A idéia, extremamente bem colocada na avenida, com o uso de muita criatividade, luxo e cor e, é claro, até por falar no pecado original, com muita sensualidade de inúmeras mulheres lindas e semi-nuas, foi questionar o quanto de verdade existe em tudo aquilo que é passado de geração em geração e de alguma forma limita as nossas acções. Foram invertidas até histórias inocentes que nos contam quando crianças, como a da pura e doce Branca de Neve, que no desfile da escola se transformou numa mulher horrível que se diverte a comer criancinhas como se fossem guloseimas.
Logo na abertura do desfile, uma serpente gigantesca convidava o público a morder uma enorme maçã, incitando todos ao pecado original, que, aliás, dava vontade de cometer mesmo, ante a beleza das destaques que enfeitavam o carro alegórico e as alas, entre elas várias modelos e actrizes. A escola questionou se os pecados, pelo menos alguns, como a luxúria e a gula, nos levam realmente ao inferno ou se, pelo contrário, nos podem mostrar o verdadeiro paraíso.

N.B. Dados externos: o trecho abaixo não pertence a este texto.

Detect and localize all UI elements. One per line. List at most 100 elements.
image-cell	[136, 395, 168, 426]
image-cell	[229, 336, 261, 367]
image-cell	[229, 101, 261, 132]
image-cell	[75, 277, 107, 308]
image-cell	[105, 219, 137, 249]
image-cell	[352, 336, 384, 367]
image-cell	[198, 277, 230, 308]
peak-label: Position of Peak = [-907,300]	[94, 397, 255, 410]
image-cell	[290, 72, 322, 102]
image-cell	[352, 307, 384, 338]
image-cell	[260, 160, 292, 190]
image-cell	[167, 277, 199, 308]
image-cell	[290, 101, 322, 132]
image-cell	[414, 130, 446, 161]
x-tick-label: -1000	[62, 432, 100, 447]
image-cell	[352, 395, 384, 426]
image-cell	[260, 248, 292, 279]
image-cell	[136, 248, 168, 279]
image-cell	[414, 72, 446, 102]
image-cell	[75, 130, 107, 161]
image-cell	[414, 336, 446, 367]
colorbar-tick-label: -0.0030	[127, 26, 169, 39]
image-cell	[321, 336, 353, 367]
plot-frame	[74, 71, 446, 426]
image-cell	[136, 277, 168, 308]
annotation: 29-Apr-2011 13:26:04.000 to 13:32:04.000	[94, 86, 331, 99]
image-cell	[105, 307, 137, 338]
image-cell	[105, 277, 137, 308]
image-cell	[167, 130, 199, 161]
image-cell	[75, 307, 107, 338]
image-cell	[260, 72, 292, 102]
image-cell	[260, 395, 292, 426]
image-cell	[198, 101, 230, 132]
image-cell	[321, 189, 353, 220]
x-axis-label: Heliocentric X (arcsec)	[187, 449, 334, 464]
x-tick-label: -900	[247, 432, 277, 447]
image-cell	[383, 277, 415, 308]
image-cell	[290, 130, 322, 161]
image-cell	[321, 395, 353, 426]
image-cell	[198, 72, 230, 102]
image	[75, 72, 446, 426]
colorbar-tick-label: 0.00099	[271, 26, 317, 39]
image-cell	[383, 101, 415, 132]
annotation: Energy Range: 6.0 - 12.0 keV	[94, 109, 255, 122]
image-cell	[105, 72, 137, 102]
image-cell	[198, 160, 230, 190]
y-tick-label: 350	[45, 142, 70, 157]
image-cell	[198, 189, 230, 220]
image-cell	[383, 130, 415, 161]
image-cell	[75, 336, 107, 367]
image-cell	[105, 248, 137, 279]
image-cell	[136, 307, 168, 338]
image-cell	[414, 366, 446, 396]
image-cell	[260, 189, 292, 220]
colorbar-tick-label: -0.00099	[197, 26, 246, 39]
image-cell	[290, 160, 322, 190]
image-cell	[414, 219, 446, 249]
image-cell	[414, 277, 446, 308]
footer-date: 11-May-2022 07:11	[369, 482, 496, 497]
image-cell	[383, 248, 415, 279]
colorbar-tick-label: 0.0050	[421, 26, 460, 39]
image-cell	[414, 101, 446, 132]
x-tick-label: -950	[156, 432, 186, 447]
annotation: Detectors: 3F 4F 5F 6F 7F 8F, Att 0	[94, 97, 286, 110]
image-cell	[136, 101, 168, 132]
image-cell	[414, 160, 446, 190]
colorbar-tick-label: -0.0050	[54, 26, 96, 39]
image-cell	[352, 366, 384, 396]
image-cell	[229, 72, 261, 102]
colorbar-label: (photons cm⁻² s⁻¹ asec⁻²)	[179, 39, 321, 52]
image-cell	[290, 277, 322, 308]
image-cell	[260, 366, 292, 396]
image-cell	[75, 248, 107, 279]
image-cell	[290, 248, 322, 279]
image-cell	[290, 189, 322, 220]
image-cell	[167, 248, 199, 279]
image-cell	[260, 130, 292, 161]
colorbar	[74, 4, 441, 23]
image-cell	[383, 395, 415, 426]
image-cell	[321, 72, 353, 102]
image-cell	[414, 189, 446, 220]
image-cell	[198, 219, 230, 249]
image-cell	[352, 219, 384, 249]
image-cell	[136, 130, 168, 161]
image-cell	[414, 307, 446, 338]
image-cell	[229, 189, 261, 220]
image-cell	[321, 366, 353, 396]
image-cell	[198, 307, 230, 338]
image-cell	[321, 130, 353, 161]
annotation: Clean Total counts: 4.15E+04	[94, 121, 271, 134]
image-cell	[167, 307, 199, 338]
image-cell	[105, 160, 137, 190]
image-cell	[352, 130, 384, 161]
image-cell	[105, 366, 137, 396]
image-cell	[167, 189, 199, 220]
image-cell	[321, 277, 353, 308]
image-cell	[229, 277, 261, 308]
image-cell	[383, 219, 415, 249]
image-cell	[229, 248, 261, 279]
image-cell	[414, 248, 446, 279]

TERCEIRA COM GOSTO DE PRIMEIRA

A tradicional escola “Rosas de Ouro”, que desfilou de sexta para sábado e também empolgou o público com um luxuoso enredo sobre as maiores festas populares do planeta, como o Carnaval de Veneza, o Dia dos Mortos no México e o Festival de Máscaras nas Filipinas, obteve exactamente o mesmo número de pontos que a campeã, mas, pelo critério de desempate definido dias antes, ficou em segundo lugar, deixando toda a sua direcção inconformada. Este ano, para evitar tumultos como os ocorridos no ano passado, quando adeptos de uma escola que não concordaram com a votação invadiram o palco e destruiram parte das notas, a abertura dos envelopes foi feita sem público, podendo cada escola enviar apenas 10 representantes.

Em terceiro lugar, com um enredo evocando e homenageando grandes nomes do samba, ficou a “Águia de Ouro” que, apesar disso, comemorou como se tivesse sido a campeã. É que a escola foi punida com a perda de um ponto e um décimo por ter ultrapassado o tempo máximo de desfile e, se não tivesse sofrido essa punição, teria sido realmente campeã, pois somou mais votos que as duas que ficaram à sua frente.

“MANCHA VERDE” E “VILA MARIA” REBAIXADAS

As duas escolas rebaixadas para o grupo secundário do Carnaval paulista foram a “Mancha Verde”, ligada ao clube de futebol Palmeiras, que, curiosamente, também foi rebaixado no final do ano para a divisão inferior do campeonato brasileiro, e a “Unidos da Vila Maria”. Esta última desagradou aos jurados apresentando um enredo sobre a imigração coreana com muito luxo mas excesso de tecnologia, que fez a escola perder a irreverência e a alegria, ficando mais técnica que natural.

Já no caso da “Mancha Verde”, pode dizer-se que o rebaixamento foi uma surpresa, pois a escola foi um dos grandes destaques na primeira noite dos desfiles. Apresentando um enredo em homenagem ao saudoso compositor, escritor e actor Mário Lago, falecido em 2002 aos 91 anos e que os portugueses viram em dezenas de novelas da Tv Globo, a “Mancha Verde” foi uma das mais elogiadas e arrancou aplausos contínuos do público enquanto evoluía no sambódromo.